White Dwarf-Black Hole Binary Progenitors of Low Redshift Gamma-ray Bursts

TL;DR

This paper explores white dwarf-black hole mergers as potential progenitors of low-redshift long gamma-ray bursts, providing evidence and models to support their contribution to the observed deviations from star formation rates.

Contribution

It introduces the hypothesis that white dwarf-black hole mergers can explain a subset of low-redshift long GRBs, supported by analytic and numerical analysis.

Findings

White dwarf-black hole mergers can produce long GRBs with observed durations and energies.

The rate of these mergers aligns with the excess of low-redshift long GRBs.

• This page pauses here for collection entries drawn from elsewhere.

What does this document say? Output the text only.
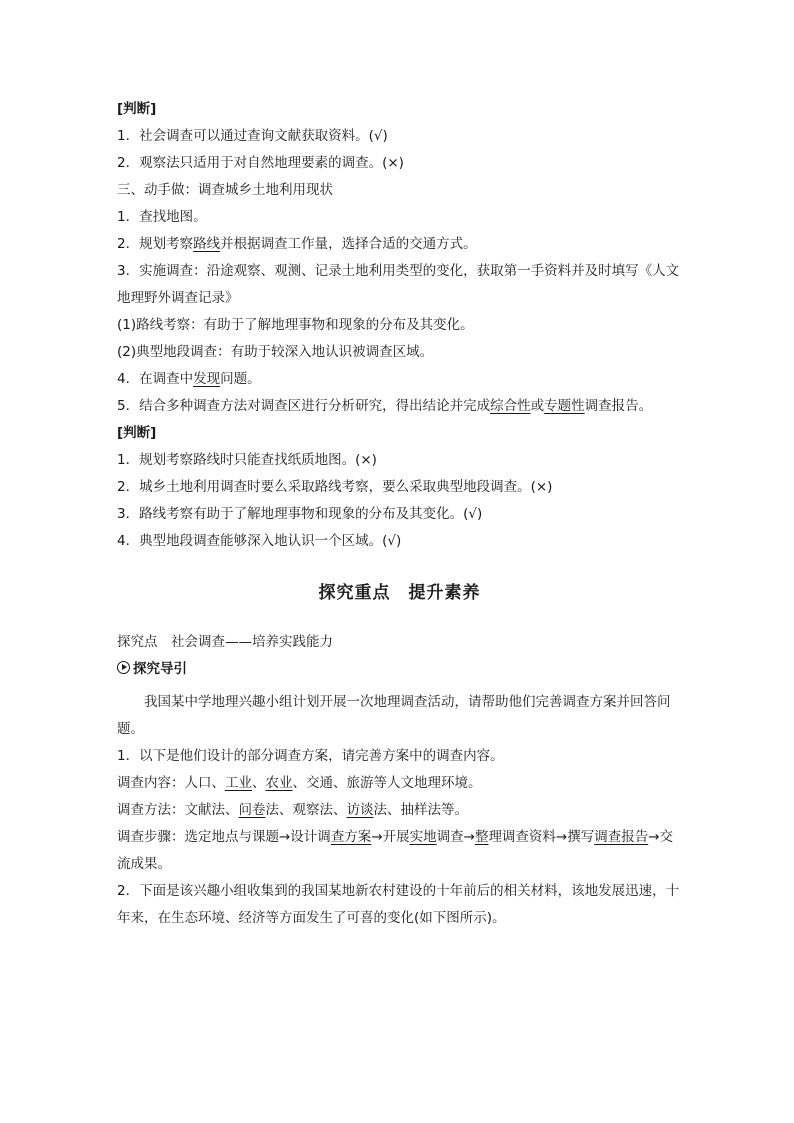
[判断]
1．社会调查可以通过查询文献获取资料。(√)
2．观察法只适用于对自然地理要素的调查。(×)
三、动手做：调查城乡土地利用现状
1．查找地图。
2．规划考察路线并根据调查工作量，选择合适的交通方式。
3．实施调查：沿途观察、观测、记录土地利用类型的变化，获取第一手资料并及时填写《人文地理野外调查记录》
(1)路线考察：有助于了解地理事物和现象的分布及其变化。
(2)典型地段调查：有助于较深入地认识被调查区域。
4．在调查中发现问题。
5．结合多种调查方法对调查区进行分析研究，得出结论并完成综合性或专题性调查报告。
[判断]
1．规划考察路线时只能查找纸质地图。(×)
2．城乡土地利用调查时要么采取路线考察，要么采取典型地段调查。(×)
3．路线考察有助于了解地理事物和现象的分布及其变化。(√)
4．典型地段调查能够深入地认识一个区域。(√)
探究重点　提升素养
探究点　社会调查——培养实践能力
探究导引
我国某中学地理兴趣小组计划开展一次地理调查活动，请帮助他们完善调查方案并回答问题。
1．以下是他们设计的部分调查方案，请完善方案中的调查内容。
调查内容：人口、工业、农业、交通、旅游等人文地理环境。
调查方法：文献法、问卷法、观察法、访谈法、抽样法等。
调查步骤：选定地点与课题→设计调查方案→开展实地调查→整理调查资料→撰写调查报告→交流成果。
2．下面是该兴趣小组收集到的我国某地新农村建设的十年前后的相关材料，该地发展迅速，十年来，在生态环境、经济等方面发生了可喜的变化(如下图所示)。
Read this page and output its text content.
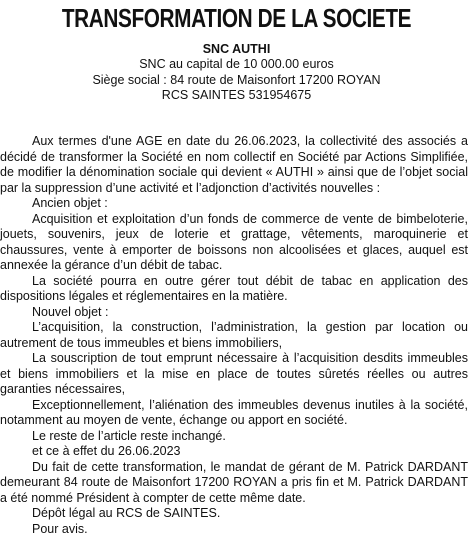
TRANSFORMATION DE LA SOCIETE
SNC AUTHI
SNC au capital de 10 000.00 euros
Siège social : 84 route de Maisonfort 17200 ROYAN
RCS SAINTES 531954675

Aux termes d'une AGE en date du 26.06.2023, la collectivité des associés a décidé de transformer la Société en nom collectif en Société par Actions Simplifiée, de modifier la dénomination sociale qui devient « AUTHI » ainsi que de l’objet social par la suppression d’une activité et l’adjonction d’activités nouvelles :

Ancien objet :

Acquisition et exploitation d’un fonds de commerce de vente de bimbeloterie, jouets, souvenirs, jeux de loterie et grattage, vêtements, maroquinerie et chaussures, vente à emporter de boissons non alcoolisées et glaces, auquel est annexée la gérance d’un débit de tabac.

La société pourra en outre gérer tout débit de tabac en application des dispositions légales et réglementaires en la matière.

Nouvel objet :

L’acquisition, la construction, l’administration, la gestion par location ou autrement de tous immeubles et biens immobiliers,

La souscription de tout emprunt nécessaire à l’acquisition desdits immeubles et biens immobiliers et la mise en place de toutes sûretés réelles ou autres garanties nécessaires,

Exceptionnellement, l’aliénation des immeubles devenus inutiles à la société, notamment au moyen de vente, échange ou apport en société.

Le reste de l’article reste inchangé.

et ce à effet du 26.06.2023

Du fait de cette transformation, le mandat de gérant de M. Patrick DARDANT demeurant 84 route de Maisonfort 17200 ROYAN a pris fin et M. Patrick DARDANT a été nommé Président à compter de cette même date.

Dépôt légal au RCS de SAINTES.

Pour avis.
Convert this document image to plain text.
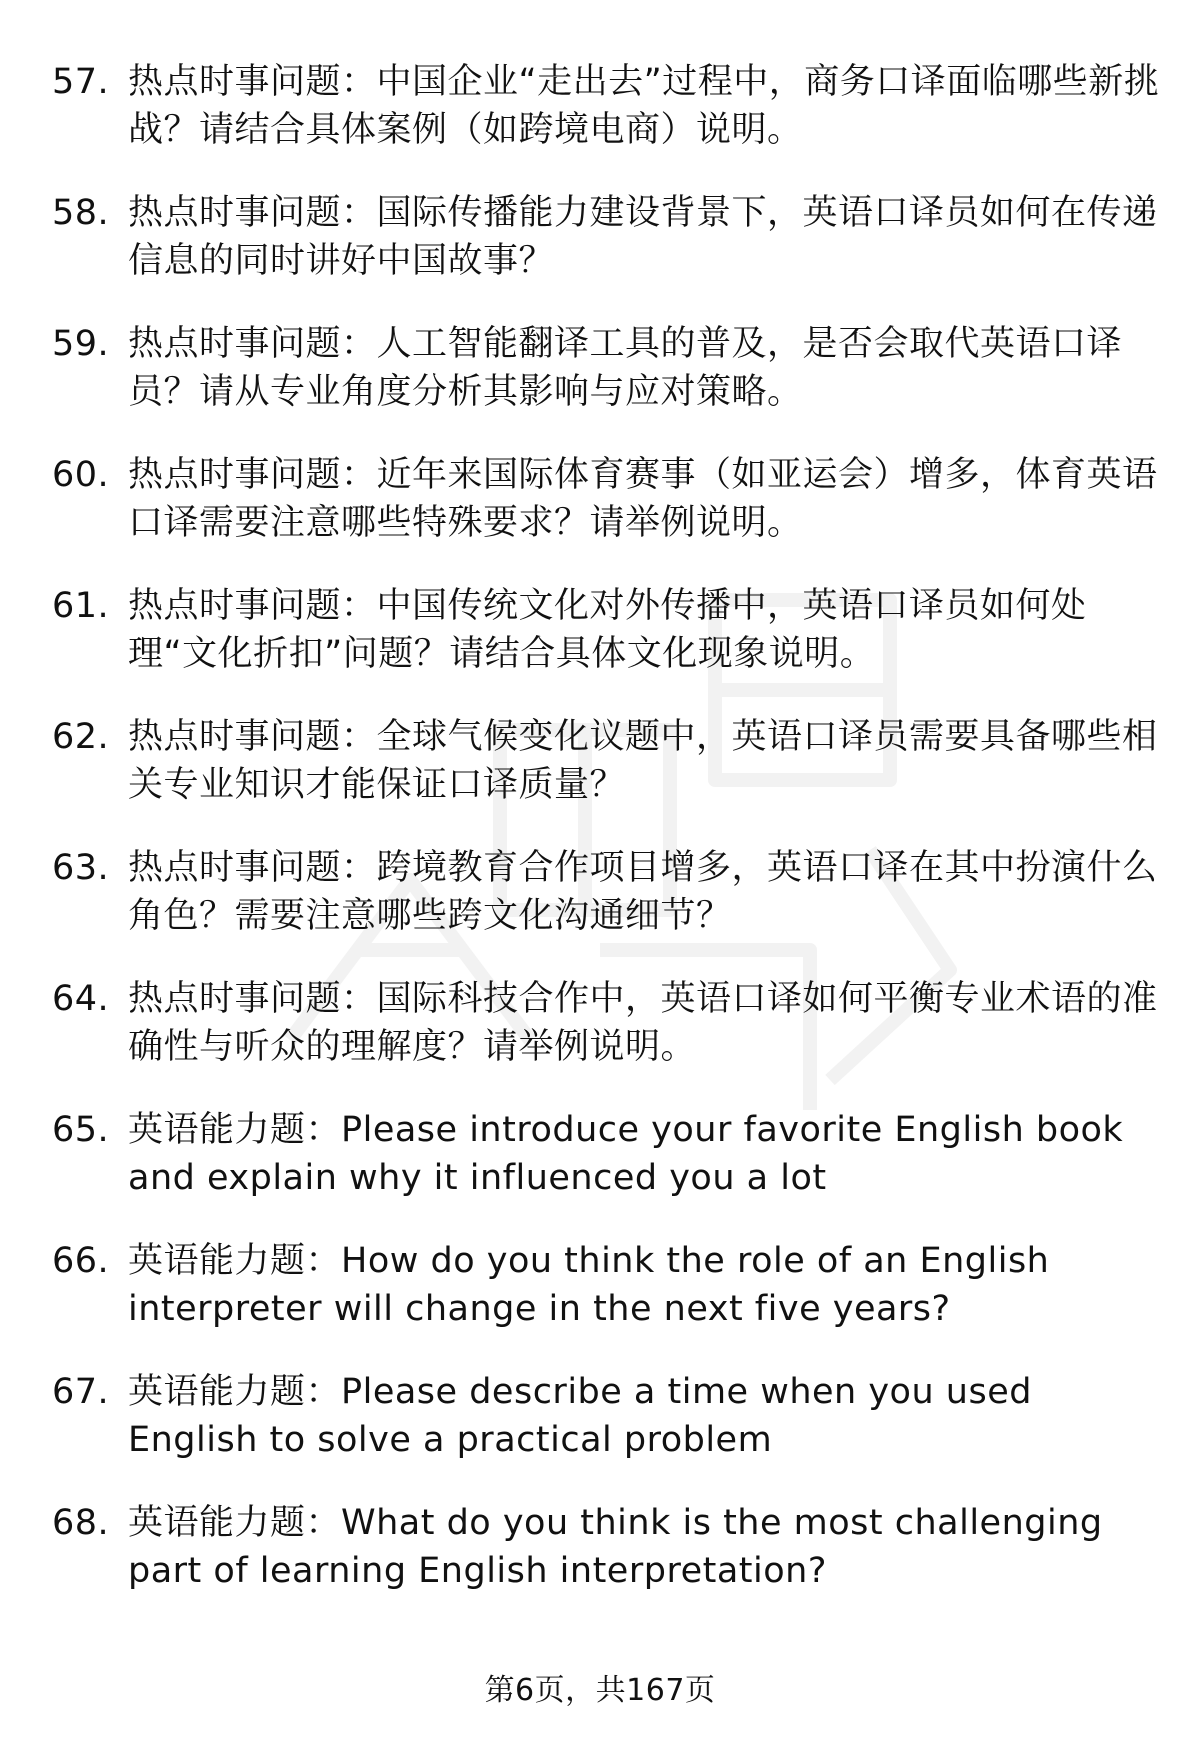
57. 热点时事问题：中国企业“走出去”过程中，商务口译面临哪些新挑战？请结合具体案例（如跨境电商）说明。
58. 热点时事问题：国际传播能力建设背景下，英语口译员如何在传递信息的同时讲好中国故事？
59. 热点时事问题：人工智能翻译工具的普及，是否会取代英语口译员？请从专业角度分析其影响与应对策略。
60. 热点时事问题：近年来国际体育赛事（如亚运会）增多，体育英语口译需要注意哪些特殊要求？请举例说明。
61. 热点时事问题：中国传统文化对外传播中，英语口译员如何处理“文化折扣”问题？请结合具体文化现象说明。
62. 热点时事问题：全球气候变化议题中，英语口译员需要具备哪些相关专业知识才能保证口译质量？
63. 热点时事问题：跨境教育合作项目增多，英语口译在其中扮演什么角色？需要注意哪些跨文化沟通细节？
64. 热点时事问题：国际科技合作中，英语口译如何平衡专业术语的准确性与听众的理解度？请举例说明。
65. 英语能力题：Please introduce your favorite English book and explain why it influenced you a lot
66. 英语能力题：How do you think the role of an English interpreter will change in the next five years?
67. 英语能力题：Please describe a time when you used English to solve a practical problem
68. 英语能力题：What do you think is the most challenging part of learning English interpretation?
第6页，共167页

Parameter space analysis shows these systems can account for a significant sub-population.

Abstract

Although there is strong evidence that many long GRBs are associated with the collapse of a massive star, tantalizing results in recent years have upended the direct association of all long GRBs with massive stars. In particular, kilonova signals in some long GRB light curves as well as a suggested uptick in the rate density of long GRBs at low redshifts (deviating significantly from the star formation rate) suggest that compact object mergers may be a non-negligible fraction of the long GRB population. Here we investigate the contribution of white dwarf-black hole mergers to the long GRB population. We present evidence for the deviation of the long GRB rate density from the star formation rate at low redshifts, and provide analytic and numerical arguments for why a white dwarf-black hole merger system may be a viable progenitor to explain this deviation. We show the range of parameter space in which the durations, energetics, and rates of these systems can account for a significant sub-population of low-redshift long GRBs.